Zahlt eine Kapitalgesellschaft Ausschüttungen an ihre Gesellschafter, stellt sich grundsätzlich die Frage, ob diese Ausschüttungen durch Gewinne der Gesellschaft finanziert werden oder ob es sich um die Rückzahlung von Einlagen handelt, die der Gesellschafter in der Vergangenheit geleistet hat. Die Rückzahlung von Einlagen hat dabei den Vorteil, dass der Gesellschafter diese Beträge – anders als Gewinnausschüttungen – nicht bei den Einkünften aus Kapitalvermögen besteuern muss.

Gemäß dem Körperschaftsteuergesetz ist daher zu unterstellen, dass zunächst alle vorhandenen – auch historischen – Gewinne ausgeschüttet werden.
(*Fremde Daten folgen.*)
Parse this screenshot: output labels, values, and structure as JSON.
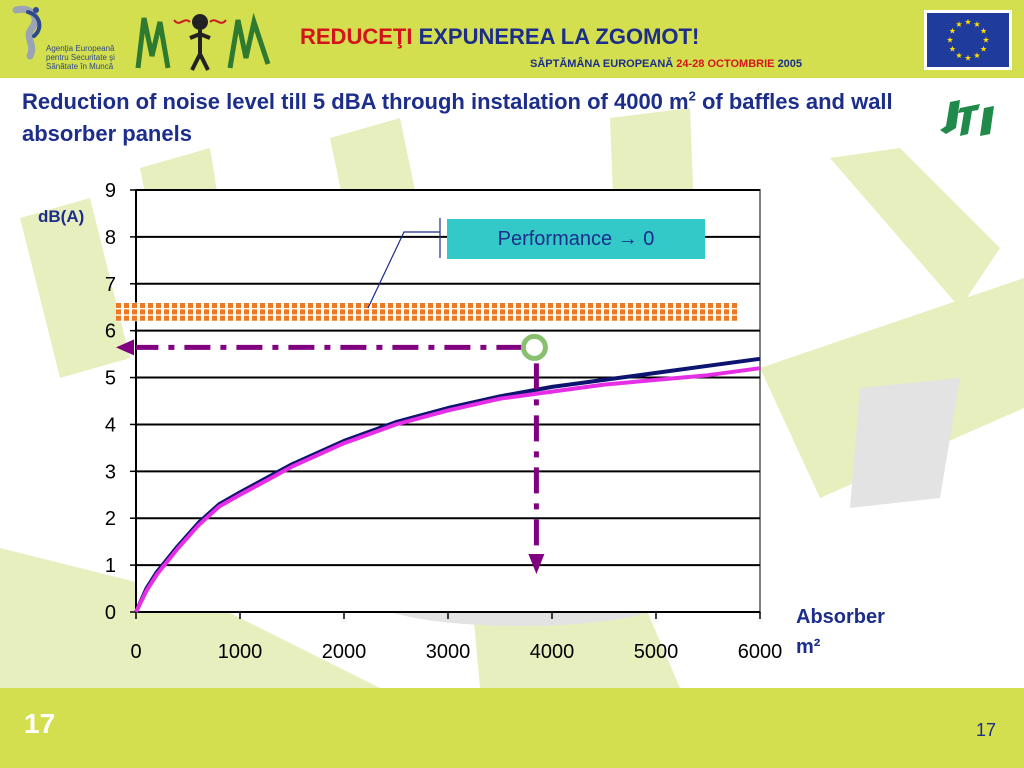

Erst danach werden Ausschüttungen durch geleistete Einlagen finanziert (gesetzliche Reihenfolge). Von dieser Reihenfolge gibt es nur eine Ausnahme: Wird das Nennkapital der Gesellschaft herabgesetzt und wird dieser Herabsetzungsbetrag ausgezahlt, gilt die Auszahlungssumme in voller Höhe und unabhängig von vorhandenen Gewinnen als aus Einlagen finanziert (sog. Direktzugriff).

Je mehr Zeit allerdings zwischen der offiziellen Nennkapitalherabsetzung und der Auszahlung an den Gesellschafter verstreicht, um so drängender stellt sich die Frage, ob sich die Auszahlung tatsächlich noch auf die Nennkapitalherabsetzung bezieht. Der Bundesfinanzhof stellt in einem neuen Urteil für diese Frage darauf ab, ob anhand des Herabsetzungsbeschlusses und unter Würdigung der weiteren tatsächlichen Umstände ein Zusammenhang feststellbar ist.

Hinweis: Wenn Sie das Nennkapital einer GmbH herabsetzen wollen und diesen Betrag anschließend an die Gesellschafter auskehren möchten, sollten Sie dies in einem unmittelbaren Zusammenhang tun.